The next step, according to Garreau, is to ensure CRYP’s sustainability and future success by mentoring emerging Lakota leaders who can succeed her.
“As a staff, we suffer from the same disconnect that so deeply affects our young people,” she explained. “Historical trauma and assimilationist policies have removed generations of Lakota people from their traditional values, beliefs and practices. To effectively mentor our youth, to foster true holistic wellness, and to provide access to a more vibrant and secure future, we as Lakota leaders need to reconnect them with their heritage and identity — through culturally relevant programming, yes, but also through our own words and actions as role models.”
To that end, Garreau will use her Bush Fellowship to study traditional Lakota teachings as well as effective Western leadership models, leveraging both to foster the next generation of leaders.

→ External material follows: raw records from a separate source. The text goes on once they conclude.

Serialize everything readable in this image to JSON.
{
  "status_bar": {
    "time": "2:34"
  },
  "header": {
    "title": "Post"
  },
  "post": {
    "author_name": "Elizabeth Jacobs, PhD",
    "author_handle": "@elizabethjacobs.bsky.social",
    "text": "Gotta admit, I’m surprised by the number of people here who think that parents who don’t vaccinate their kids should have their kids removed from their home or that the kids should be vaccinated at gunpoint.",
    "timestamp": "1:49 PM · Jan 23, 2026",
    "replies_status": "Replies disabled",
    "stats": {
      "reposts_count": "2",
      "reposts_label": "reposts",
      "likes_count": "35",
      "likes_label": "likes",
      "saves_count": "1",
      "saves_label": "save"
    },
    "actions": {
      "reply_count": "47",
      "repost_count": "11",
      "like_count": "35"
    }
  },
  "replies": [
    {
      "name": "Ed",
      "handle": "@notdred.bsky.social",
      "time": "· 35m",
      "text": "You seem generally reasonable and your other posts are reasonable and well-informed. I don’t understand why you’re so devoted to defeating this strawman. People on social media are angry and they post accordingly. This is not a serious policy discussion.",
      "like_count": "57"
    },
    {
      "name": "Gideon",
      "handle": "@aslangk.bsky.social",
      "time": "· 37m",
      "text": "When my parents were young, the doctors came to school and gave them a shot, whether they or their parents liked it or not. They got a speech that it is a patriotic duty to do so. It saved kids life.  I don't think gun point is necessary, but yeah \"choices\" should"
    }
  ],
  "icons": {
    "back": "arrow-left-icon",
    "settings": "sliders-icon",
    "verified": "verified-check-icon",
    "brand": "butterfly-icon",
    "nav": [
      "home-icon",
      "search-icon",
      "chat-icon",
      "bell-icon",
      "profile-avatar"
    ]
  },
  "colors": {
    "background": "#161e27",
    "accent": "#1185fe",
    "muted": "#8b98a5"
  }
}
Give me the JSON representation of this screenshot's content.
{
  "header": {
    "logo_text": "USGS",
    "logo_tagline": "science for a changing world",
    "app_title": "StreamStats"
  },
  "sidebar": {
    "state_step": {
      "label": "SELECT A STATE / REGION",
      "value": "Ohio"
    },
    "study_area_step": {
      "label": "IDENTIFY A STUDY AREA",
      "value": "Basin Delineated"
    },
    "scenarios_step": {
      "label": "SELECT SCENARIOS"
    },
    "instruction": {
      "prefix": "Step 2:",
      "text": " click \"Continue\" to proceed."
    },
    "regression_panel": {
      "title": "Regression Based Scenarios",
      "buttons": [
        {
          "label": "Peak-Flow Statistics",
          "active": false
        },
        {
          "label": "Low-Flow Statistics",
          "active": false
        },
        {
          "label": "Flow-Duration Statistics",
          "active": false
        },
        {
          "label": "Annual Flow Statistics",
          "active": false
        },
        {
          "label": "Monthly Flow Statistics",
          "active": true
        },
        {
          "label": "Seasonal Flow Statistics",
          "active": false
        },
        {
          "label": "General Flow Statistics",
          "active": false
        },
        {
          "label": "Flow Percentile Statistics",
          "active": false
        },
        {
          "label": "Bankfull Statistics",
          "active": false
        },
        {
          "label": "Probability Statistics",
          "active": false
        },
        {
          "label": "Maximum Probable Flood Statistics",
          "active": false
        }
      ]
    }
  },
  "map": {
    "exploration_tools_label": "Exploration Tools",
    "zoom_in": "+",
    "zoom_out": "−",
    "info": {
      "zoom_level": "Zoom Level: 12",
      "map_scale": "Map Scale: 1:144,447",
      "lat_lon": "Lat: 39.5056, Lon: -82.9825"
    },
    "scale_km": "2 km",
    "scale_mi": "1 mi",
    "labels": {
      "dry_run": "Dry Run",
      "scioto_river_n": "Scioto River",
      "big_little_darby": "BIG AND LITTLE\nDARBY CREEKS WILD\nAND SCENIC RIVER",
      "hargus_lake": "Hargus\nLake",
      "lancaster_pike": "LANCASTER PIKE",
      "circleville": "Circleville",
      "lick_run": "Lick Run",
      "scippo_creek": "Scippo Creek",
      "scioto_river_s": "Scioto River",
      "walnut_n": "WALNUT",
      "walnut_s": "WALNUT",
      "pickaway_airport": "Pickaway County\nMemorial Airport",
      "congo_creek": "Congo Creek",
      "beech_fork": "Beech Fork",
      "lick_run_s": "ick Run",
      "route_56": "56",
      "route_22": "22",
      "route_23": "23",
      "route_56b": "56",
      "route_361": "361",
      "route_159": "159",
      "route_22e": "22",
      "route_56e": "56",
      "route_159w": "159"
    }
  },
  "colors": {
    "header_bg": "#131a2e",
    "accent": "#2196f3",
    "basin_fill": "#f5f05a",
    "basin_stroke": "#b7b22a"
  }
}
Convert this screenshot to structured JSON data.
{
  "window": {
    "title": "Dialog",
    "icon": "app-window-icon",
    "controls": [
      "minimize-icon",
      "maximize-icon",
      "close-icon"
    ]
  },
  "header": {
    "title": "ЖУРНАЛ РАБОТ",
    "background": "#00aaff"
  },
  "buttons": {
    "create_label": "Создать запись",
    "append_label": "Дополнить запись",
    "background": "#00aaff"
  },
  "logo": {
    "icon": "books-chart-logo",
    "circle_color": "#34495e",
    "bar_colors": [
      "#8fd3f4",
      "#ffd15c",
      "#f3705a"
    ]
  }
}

“This is incredibly important, and not only to our organization and to the Cheyenne River Lakota Nation,” she said. “What we’re doing on Cheyenne River can be replicated in other communities, tailored to their own unique identities and needs. We’ve always dreamed big at CRYP, and as we reach our third decade of service, we hope to set a powerful example for what can be achieved anywhere when a community pulls together to lift itself up.”
As CRYP’s executive director for many years, Garreau’s work has garnered national acclaim. Not only is she the recipient of prestigious awards such as the Presidential Points of Light Award, presented by George H.W. Bush, and the Spirit of Dakota Award, the South Dakota Coalition for Children proclaimed CRYP a “Champion for Children.” Garreau was named to an honor roll that recognized its 16 members’ outstanding dedication to the state’s youth. Her name appears on the National Museum of the American Indian’s Honor Wall in Washington D.C.
And now, Garreau is a 2016 Bush Fellow.
The Bush Fellowship counts among its alumni former Minnesota Governor Arne Carlson, Pulitzer Prize-winning playwright August Wilson, and President Obama’s Special Assistant for Native American Affairs Karen Diver.
She embarks on her two-year Bush Fellowship journey in June.